People aren’t born knowing how to organize, uplift, plan, and network. Surely a program exists to hone these skills? In Charlotte, that program didn’t exist until last year, and Shakieta was part of the first cohort of participants. It’s the Certification in Social Justice and Community Organizing, housed in the Stan Greenspon Holocaust and Social Justice Education Center at Queens University. It’s a 12-week program that helps community activists lead more effectively and find support. 

“This is for anybody in the Charlotte-Mecklenburg area that’s seeking to figure out: How do we build power toward making the world a better place—making Charlotte a better place?” says Program Director Holly Roach Knight.

The program’s open to everyone from college undergrads to neighborhood advocates to corporate leaders. Each week, they learn to create and lead equity projects: how to plug into existing systems, focus their missions, and practice self-care. Between classes, experienced organizers serve as mentors. By the time participants graduate, they’ve not only learned to create change more effectively, but they’ve created community with dozens of teachers, mentors, and fellow organizers—relationships that Holly hopes will last long after graduation.

When Shakieta registered for the program, she’d already run Another Chance for two years. But as a lifelong student, she wanted to learn from other organizers how to grow her nonprofit.

“By the third or fourth class, I was really able to pinpoint the causes I was working toward,” Shakieta says. “It was about understanding what is broken in our American culture, but most importantly, in our area, and working (to fix) those things.” 

Teachers encouraged Shakieta to reflect on her life as she fine-tuned the mission of her nonprofit. Shakieta grew up amid poverty and trauma in Florence, South Carolina, but education and her move to Charlotte allowed her to discover and embrace new opportunities. She decided that those two things—education and exposure—would guide Another Chance. Shakieta invites graduates to mentor current residents. She encourages residents to learn new things, whether that means college, trade school, or hands-on experiences. This year, she envisions everyone getting in a van to visit museums, wineries, and other cities together. 

“When you live in poverty, you don’t have rich experiences to be able to expand your mind to want to seek better, do better, and obtain more,” Shakieta says. “We focus on sharing different experiences with them so that they can make a better direction for their lives.”

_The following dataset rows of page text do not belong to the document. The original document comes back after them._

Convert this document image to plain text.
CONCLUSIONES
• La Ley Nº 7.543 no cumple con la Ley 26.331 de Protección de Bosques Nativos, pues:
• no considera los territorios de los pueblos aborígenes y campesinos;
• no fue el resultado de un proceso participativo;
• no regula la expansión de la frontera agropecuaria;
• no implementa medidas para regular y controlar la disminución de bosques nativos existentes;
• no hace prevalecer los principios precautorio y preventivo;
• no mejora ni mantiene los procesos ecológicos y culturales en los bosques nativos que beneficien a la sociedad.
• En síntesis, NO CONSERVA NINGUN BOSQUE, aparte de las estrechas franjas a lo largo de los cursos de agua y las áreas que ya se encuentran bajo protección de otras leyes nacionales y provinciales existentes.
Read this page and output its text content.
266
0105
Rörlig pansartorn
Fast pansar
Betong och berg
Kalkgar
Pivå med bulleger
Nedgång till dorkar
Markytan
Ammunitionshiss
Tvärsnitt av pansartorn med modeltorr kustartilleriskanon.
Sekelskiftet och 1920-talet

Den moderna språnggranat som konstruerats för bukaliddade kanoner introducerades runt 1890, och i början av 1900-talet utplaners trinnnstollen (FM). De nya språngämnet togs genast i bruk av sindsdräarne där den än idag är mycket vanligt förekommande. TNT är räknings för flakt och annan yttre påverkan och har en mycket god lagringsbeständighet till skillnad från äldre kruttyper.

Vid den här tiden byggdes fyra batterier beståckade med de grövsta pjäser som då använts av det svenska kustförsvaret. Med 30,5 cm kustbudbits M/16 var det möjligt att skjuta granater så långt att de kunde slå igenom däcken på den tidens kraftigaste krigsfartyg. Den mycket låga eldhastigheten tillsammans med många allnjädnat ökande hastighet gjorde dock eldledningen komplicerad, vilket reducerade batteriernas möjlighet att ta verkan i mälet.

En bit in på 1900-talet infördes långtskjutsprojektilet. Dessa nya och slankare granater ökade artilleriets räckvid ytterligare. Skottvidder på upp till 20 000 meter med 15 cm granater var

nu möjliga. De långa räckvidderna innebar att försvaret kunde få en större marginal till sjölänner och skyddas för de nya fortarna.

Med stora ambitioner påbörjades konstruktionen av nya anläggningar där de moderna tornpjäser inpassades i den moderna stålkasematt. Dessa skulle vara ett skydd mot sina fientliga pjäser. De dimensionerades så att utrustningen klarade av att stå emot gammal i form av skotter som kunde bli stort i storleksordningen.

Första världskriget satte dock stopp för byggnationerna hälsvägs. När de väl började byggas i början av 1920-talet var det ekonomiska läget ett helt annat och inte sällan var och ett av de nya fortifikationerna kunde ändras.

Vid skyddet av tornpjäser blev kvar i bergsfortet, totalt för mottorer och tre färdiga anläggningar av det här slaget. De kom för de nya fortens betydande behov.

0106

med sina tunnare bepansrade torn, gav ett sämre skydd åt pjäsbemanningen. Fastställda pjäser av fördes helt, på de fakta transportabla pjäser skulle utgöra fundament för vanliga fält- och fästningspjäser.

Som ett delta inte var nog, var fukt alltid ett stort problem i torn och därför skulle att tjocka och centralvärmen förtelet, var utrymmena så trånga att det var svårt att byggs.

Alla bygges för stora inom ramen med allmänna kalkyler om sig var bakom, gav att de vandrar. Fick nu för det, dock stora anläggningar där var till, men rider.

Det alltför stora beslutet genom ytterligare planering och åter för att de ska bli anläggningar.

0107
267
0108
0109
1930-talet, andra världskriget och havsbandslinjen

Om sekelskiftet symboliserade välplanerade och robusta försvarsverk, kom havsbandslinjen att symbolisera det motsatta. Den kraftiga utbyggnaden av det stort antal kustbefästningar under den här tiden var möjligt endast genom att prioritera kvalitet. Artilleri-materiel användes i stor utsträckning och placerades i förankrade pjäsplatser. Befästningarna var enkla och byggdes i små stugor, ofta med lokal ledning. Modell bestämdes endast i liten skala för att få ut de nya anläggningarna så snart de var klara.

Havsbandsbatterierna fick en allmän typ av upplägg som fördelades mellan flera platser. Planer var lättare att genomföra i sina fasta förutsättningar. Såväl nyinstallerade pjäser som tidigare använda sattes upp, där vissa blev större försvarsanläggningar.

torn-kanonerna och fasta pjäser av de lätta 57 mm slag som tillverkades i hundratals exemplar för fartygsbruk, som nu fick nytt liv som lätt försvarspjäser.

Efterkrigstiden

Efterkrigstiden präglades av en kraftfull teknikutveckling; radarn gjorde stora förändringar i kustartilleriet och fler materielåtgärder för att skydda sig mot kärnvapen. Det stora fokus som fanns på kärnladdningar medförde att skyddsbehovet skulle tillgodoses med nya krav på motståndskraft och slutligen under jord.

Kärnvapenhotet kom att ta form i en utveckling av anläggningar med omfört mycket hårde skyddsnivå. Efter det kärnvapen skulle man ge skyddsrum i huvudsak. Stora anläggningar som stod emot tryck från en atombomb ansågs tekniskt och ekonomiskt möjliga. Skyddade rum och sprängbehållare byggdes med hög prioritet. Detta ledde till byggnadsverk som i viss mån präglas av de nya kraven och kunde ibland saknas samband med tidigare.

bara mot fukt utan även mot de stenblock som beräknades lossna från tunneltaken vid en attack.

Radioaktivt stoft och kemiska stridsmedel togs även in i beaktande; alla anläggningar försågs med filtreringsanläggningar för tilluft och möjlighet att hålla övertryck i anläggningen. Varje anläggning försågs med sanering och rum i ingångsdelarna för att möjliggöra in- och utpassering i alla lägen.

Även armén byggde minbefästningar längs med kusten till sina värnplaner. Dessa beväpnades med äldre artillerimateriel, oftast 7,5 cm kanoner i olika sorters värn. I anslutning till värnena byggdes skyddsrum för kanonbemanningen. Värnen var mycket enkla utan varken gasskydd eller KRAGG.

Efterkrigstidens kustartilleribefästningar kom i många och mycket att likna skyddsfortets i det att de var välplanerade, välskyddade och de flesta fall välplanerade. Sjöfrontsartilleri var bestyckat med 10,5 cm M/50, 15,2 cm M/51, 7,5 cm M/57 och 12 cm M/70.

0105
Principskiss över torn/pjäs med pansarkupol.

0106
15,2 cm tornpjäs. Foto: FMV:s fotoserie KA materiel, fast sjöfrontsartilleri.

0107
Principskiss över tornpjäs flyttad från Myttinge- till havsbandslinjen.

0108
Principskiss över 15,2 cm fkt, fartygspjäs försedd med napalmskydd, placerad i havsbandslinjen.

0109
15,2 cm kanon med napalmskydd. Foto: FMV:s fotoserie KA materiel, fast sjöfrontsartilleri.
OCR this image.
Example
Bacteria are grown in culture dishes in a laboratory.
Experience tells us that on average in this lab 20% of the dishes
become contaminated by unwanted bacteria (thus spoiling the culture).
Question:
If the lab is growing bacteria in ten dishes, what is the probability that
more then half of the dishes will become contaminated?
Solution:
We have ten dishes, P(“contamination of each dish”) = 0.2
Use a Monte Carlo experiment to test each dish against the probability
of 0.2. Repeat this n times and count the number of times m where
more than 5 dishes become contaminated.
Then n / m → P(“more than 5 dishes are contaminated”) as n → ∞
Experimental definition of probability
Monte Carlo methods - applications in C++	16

As Shakieta talks about Another Chance, I think of the disproportionate impact that this one person has made on our city—how many lives are better because of Shakieta. And then I think of the 20 students who will begin the SJCO program this month. And 20 more next January. What happens when, each year, dozens of the hardest-working, most generous people come together to empower and support each other to serve the underserved? A suite at Queens University might become an epicenter of change in Charlotte.